We read in Matthew 13:55-56 the names of certain “brothers” of Jesus: James, Joseph, Simon and Judas. Yet Matthew 27:56 tells us that James and Joseph were sons of a Mary other than the Virgin. Presumably Simon and Judas also were not children of the Virgin.
Strictly on the basis of Scripture, it is not possible to say exactly what the terms “brother” or “sister” mean when used in connection with Jesus. For a correct understanding we have to rely on the teaching of the Church that produced the Scriptures as a compendium of her tradition. From the beginning the Church has always taught that the Virgin bore only one child, our Savior.
One further consideration: If Mary had other children, why did Jesus with His dying breath entrust her into the care of someone not belonging to their family?

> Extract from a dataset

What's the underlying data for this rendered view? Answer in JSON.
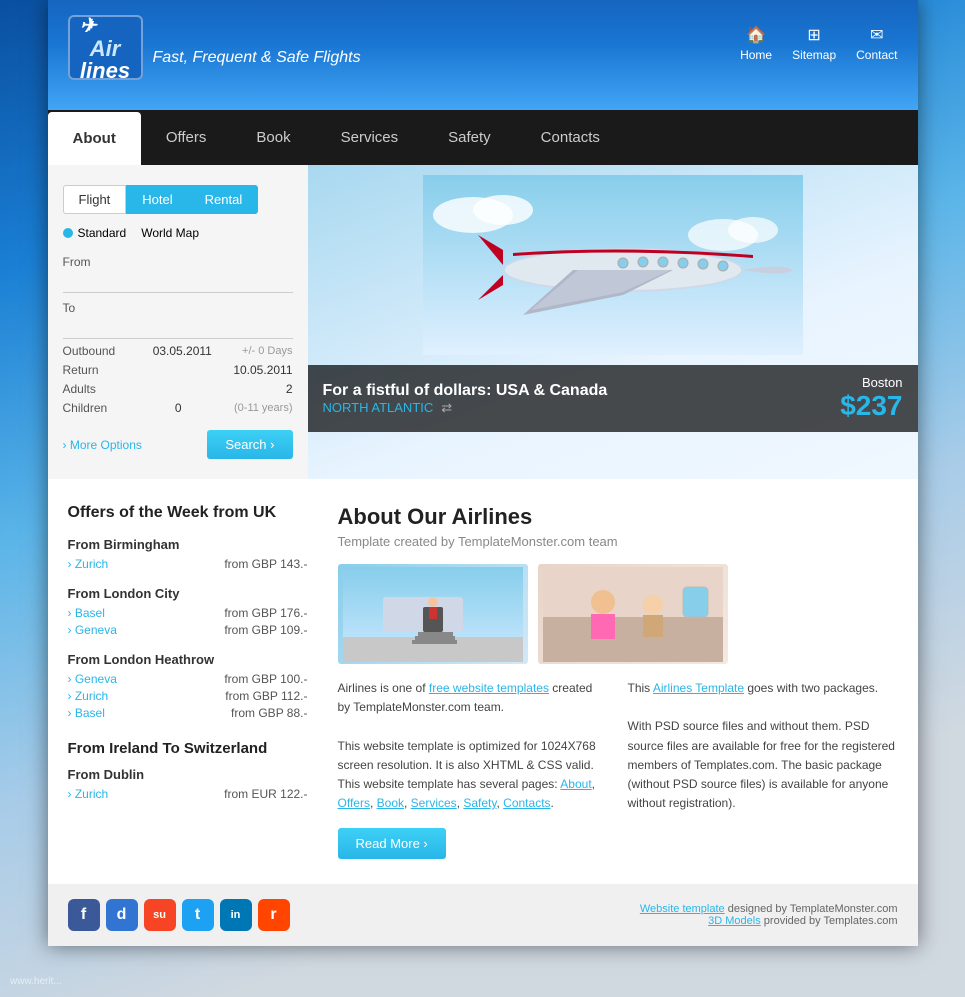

In that culture, had she other children, it would have been a deep insult, a betrayal of family loyalty, for Jesus to give her into the care of St. John.
Question of the Day for Monday, November 19, 2007
Q. In 1939 I was 9 years old when I saw a light in the center of the sky. After dark it turned into rippling motions of every color of the spectrum, moving from the center of the sky to the horizon, as if I were looking into a kaleidoscope. The newspapers the next day had headlines about the Great Northern Lights display. Could this have been the warning that the Blessed Mother gave to the children at Fátima of the impending World War if people did not stop offending God? And could you give me the date of this phenomenon?
H. S., Latrobe, Pa.
A. Are you perhaps recalling the extraordinary heavenly display on the evenings of January 25 and 26, 1938? Most accounts of it assume that it was in fact a particularly vivid and widespread appearance of the aurora borealis, or “Northern Lights,” though some have disputed that explanation. The phenomenon made headlines across America and Europe because of its unusual extent: Normally limited to the far northern regions, it was viewed all the way down through the southern states of the U.S. and the nations of southern Europe. Witnesses reported a great red glow across the sky, causing many people unfamiliar with the phenomenon to panic, fearful of conflagration, war or the end of the world.
According to one newspaper report, “the sky was ablaze like an immense moving furnace, provoking a very strong blood-red glow. The edge of the furnace was white, as if the sun was about to come up.” Many Catholics believe that this event was the fulfillment of Our Lady’s prophecy to the shepherd children at Fátima, part of the “Second Secret” given on July 13, 1917: “The war [World War I] is going to end. But if men do not cease offending God, a worse one will begin in the reign of Pius XI. When you see a night lit up by an unknown light, know that it is the great sign given you by God that He is about to punish the world for its crimes, by means of war, famine and persecutions of the Church and the Holy Father.” Less than two months after the lights that you and so many others witnessed in January of 1938, Hitler invaded Austria, one of the momentous events leading up to the outbreak of World War II the following year.